The ferry ride was mostly in the fog and we cloud not see anything. After arriving in Port Angeles we toke to route 101 under our wheels and headed towards San Francisco, 1600 kilometers to the south. The weather we encountered was bit a mix of everything, fog, sun, rain, wind, and the mixture out of it. We did not really like the weather, especially after we learned that the previous 4 months were nothing but sunny – we really thought that the weather could have waited to change for an other month.

However, we were on our way and had to deal with the weather as good as we could. We did so in waiting in sheltered places like campground-restrooms or the roofed information boards of rest areas till the worst downpours were over or pitching our tent early to get out of the rain.

An other annoyance were the partly strong headwind. Sometime they blow so strong that we were blown out of our way and we had to get of the bicycles and push them against the wind. The knowledge that the wind normally blows from the North-West and not from the South-West as it did now was in those situations just a small consolation.

An other breakdown

Apart from the nature that slowed our progress, we had also some bicycle-breakdowns. Did I had problems with broken back-wheel-spokes ever since I started, during the few days I stayed in Victoria the shop I bought the bike from replaced all the spokes with stronger once. So, as I left Victoria the wheel was good and the spokes did not break anymore. The problem I had was the breaking of the rime there where the spokes are attached to the rim. I did now what I intended to do a long time ago but could not find – I replaced the whole back wheel with stronger one.

The other thing I had to replace was the bottom bracket. Somehow there was water in the bracket and that probably caused oxidation of the bearings and that the wear out of it – next time I probably have to get better components from the beginning. Other problems we had were minor once – some flat tires and a blocking of Laurence break due to dust-dirt-corrosion.

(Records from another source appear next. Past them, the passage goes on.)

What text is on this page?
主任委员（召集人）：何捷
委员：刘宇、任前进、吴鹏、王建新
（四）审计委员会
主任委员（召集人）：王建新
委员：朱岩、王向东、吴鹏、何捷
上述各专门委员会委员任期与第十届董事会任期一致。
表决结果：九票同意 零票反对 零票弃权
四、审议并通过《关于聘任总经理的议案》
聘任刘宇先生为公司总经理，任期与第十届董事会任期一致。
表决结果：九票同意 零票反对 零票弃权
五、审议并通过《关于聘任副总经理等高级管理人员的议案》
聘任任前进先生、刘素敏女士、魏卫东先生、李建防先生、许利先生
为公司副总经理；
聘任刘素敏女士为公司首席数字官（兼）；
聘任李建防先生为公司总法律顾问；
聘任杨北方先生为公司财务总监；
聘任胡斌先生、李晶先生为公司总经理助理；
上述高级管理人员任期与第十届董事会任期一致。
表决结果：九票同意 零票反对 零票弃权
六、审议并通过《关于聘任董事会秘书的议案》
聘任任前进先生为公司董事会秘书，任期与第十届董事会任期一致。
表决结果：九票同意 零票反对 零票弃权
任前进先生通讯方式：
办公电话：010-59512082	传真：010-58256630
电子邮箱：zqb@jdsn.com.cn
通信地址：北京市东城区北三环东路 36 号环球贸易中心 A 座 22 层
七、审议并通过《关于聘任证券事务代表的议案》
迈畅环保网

However, the ride along the North-West Coast is very scenic and though the road is not whole the way right at the coast, you get great views and it is amazing to see the waves braking at the coastal rocks. When the road turns away from the coast, it goes through forest or farming area and small towns. The whole route is pretty touristy and you can find everywhere Art-Galleries and Gift-Shops – I just wonder who buys all this stuff. We did not go into all the Art-Galleries and Gift-Shops but concentrated us on the more essential things like cheese factories in Tillamook and Bandon or the candy factory in Bandon. The good thing about them was that they had samples you could tray for free! Needless to say that we stopped in those places for quite a while and “sacrificed” our self to tray all the samples – it’s a hard job because sometime you have to tray several of the a kind to be sure how the taste is.

Reaching California

Crossing into California the weather somehow got better and we did not mind that at all. We had actually sunny days and the temperatures gut warmer. This was especially the case when the road was not following the coast anymore but a bit inland. We felt the difference quit crass as we crossed the mountains from the inland town of Leggett back to the ocean. Within a day the temperatures dropped several degrees Celsius and in the morning the tent was moister from condensation.

After almost a month on the road since Port Angeles we were all looking forward to reach San Francisco. After spending the first night in a Hostel in Downtown we now moved to a campground out of town. The 20.- USD we had to pay in the Hostel were just to much, especially after we did not spend anything or then just a few dollars for accommodation for the last 30 days. Here are we now with view of the Golden Gate Bridge and Downtown San Francisco and do nothing or not that much and I try once more to find out what I gone do next.